If you're a music lover like I am, and you're fascinated by the entire record-making process, get thee to WAX, the Los Angeles Record Fair, going on today and tomorrow over at the Capitol Records tower in Hollywood. An optional part of admission is a demonstration of the process of cutting an acetate. I was on-hand today while we went into the bowels of the iconic Capitol Records Tower, inside the Ron McMaster studio, where Ian led us through the entire process. We sat, watched, and listened while John Coltrane's "Blue Train" was turned into a fresh acetate.
It's pretty amazing and quite gratifying to see the completely manual and analogue process take place. Ian explained to us that the more bass there is in a record, the more of the disc is taken up, shortening the length of the music that will fit on to a disc. Now I have a much better understanding of compression, why it exists, and why some records seem to sound "flatter" than others. Ian operated a lathe called a SAL 74, made by George Neumann, something that looked right out of the 1960's but with the precision of something years ahead of its time. Dust gets blown off each fresh platter with a burst of nitrogen, because compressed air may contain some moisture.

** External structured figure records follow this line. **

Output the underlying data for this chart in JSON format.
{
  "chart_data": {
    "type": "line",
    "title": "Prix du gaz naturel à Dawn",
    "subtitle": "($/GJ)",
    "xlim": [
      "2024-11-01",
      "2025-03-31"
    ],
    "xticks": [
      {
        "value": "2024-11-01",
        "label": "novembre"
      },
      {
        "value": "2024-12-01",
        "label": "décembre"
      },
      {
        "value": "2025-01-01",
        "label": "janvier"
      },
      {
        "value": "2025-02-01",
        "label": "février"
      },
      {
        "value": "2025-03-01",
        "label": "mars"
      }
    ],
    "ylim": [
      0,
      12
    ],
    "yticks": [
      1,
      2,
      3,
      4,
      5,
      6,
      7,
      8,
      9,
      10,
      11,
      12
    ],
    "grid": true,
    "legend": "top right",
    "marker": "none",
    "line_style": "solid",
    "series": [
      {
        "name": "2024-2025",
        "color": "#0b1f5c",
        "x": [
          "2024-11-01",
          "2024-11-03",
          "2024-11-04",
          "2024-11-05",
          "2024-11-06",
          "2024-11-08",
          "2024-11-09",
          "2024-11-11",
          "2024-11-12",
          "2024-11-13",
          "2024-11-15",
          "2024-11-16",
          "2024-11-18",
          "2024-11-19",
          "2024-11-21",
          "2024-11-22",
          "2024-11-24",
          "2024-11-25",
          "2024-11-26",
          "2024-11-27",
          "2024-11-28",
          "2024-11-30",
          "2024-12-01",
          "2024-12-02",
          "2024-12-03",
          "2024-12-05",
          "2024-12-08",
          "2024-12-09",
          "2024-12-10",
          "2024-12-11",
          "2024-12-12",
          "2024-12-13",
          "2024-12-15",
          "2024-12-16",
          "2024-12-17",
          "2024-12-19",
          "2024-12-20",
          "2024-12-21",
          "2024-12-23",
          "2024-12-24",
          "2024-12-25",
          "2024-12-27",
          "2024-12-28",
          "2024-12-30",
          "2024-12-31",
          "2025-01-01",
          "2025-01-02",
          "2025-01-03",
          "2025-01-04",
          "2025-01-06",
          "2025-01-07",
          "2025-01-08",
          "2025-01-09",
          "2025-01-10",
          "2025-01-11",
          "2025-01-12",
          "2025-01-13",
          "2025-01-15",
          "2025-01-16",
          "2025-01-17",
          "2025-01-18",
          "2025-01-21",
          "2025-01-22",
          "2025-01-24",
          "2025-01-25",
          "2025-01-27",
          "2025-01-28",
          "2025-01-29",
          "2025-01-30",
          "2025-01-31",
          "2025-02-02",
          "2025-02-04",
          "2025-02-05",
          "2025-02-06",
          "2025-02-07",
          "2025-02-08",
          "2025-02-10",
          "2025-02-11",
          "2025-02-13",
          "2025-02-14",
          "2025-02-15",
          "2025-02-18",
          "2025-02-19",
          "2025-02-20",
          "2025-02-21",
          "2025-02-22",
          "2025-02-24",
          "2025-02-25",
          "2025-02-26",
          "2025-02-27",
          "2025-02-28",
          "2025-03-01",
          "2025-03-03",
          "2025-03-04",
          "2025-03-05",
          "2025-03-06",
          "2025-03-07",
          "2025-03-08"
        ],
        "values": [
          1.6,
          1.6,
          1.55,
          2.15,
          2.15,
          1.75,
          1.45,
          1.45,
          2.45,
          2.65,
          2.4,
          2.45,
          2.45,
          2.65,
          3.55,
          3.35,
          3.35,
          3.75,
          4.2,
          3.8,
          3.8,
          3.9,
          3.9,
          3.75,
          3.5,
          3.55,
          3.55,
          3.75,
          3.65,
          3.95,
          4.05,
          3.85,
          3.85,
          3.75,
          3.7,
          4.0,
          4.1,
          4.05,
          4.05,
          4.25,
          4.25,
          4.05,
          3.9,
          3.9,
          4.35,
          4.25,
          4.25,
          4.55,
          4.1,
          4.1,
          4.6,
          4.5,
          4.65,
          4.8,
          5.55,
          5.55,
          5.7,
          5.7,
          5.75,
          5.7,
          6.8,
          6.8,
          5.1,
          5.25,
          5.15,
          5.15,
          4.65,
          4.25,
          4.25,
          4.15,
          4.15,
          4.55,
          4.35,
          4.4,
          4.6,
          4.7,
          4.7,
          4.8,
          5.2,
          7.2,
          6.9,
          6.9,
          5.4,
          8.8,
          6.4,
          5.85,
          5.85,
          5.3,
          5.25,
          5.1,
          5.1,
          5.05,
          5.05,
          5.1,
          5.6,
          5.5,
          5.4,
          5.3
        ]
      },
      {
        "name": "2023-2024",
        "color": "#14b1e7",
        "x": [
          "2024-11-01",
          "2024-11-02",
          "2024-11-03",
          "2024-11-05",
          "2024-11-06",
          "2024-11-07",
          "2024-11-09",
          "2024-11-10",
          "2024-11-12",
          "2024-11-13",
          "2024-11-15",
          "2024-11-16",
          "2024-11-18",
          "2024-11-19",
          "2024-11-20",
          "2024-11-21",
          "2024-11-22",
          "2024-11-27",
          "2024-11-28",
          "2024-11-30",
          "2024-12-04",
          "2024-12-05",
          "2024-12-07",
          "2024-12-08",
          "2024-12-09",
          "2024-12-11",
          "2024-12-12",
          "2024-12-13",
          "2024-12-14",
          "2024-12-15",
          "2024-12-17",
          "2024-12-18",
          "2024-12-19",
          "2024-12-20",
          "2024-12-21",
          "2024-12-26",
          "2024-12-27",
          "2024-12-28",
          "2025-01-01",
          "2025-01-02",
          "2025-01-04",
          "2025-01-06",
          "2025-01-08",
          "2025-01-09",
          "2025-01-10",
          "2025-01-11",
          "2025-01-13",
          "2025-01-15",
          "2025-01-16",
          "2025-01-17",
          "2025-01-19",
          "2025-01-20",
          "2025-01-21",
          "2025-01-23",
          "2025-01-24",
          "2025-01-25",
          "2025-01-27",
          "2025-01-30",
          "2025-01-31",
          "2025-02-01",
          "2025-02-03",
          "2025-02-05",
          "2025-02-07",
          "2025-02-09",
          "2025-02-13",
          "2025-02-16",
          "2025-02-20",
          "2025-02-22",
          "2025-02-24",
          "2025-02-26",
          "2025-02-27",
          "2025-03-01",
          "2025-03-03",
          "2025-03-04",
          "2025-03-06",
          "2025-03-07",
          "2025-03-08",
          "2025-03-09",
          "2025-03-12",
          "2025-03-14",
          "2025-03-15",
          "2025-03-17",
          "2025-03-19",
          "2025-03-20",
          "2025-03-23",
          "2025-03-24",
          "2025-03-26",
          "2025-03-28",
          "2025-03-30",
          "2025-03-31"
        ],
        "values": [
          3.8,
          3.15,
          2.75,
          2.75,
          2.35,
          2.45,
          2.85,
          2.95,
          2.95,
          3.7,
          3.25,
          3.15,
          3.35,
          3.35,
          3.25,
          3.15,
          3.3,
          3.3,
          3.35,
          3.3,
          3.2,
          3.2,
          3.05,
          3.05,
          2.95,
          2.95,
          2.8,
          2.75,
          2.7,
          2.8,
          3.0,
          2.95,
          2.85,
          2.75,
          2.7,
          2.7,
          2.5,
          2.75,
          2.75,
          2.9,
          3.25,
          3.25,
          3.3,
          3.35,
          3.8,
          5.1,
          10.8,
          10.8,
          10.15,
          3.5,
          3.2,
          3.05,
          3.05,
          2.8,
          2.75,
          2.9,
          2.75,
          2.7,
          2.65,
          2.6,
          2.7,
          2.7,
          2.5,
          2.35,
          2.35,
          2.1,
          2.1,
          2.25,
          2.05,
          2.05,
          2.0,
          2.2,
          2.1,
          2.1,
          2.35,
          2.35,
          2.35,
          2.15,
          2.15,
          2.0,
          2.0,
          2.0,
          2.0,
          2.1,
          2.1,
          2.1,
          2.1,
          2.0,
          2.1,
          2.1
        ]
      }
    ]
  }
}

After the acetate is cut, the technician looks at the grooves through a microscope to make sure the grooves are the right depth. Then the disc is flipped over for the cutting of the B side. Thankfully, with vinyl making a comeback in recent years, this process still goes on every day at Capitol Studios. On average they are making one of these per day. Ian recounted to us how when he started working the lathe there he found an old unit in the closet and was told that this was the very lathe that the masters to Pink Floyd's "Dark Side Of The Moon" was cut on, and how he begged the powers that be at Capitol to let him operate it. It is now creating records as it once did in the 1970's. Some topics are hard to convey accurately, this is one of them. You just have to see this for yourself. Not a single computer is involved in this painstaking and loving process.
It's no wonder that the building itself is on the national registry, the halls and rooms are lined with photos, certificates, and other icons that are just stunning. Now, before you think to yourself "that Ivor is one lucky guy", you too can see all of this if you're quick and snap up what tickets remain for this killer tour. The tour alone is $40, or you could get an all-day pass for tomorrow. If you love this stuff as much as I do, grab a ticket while they're still available.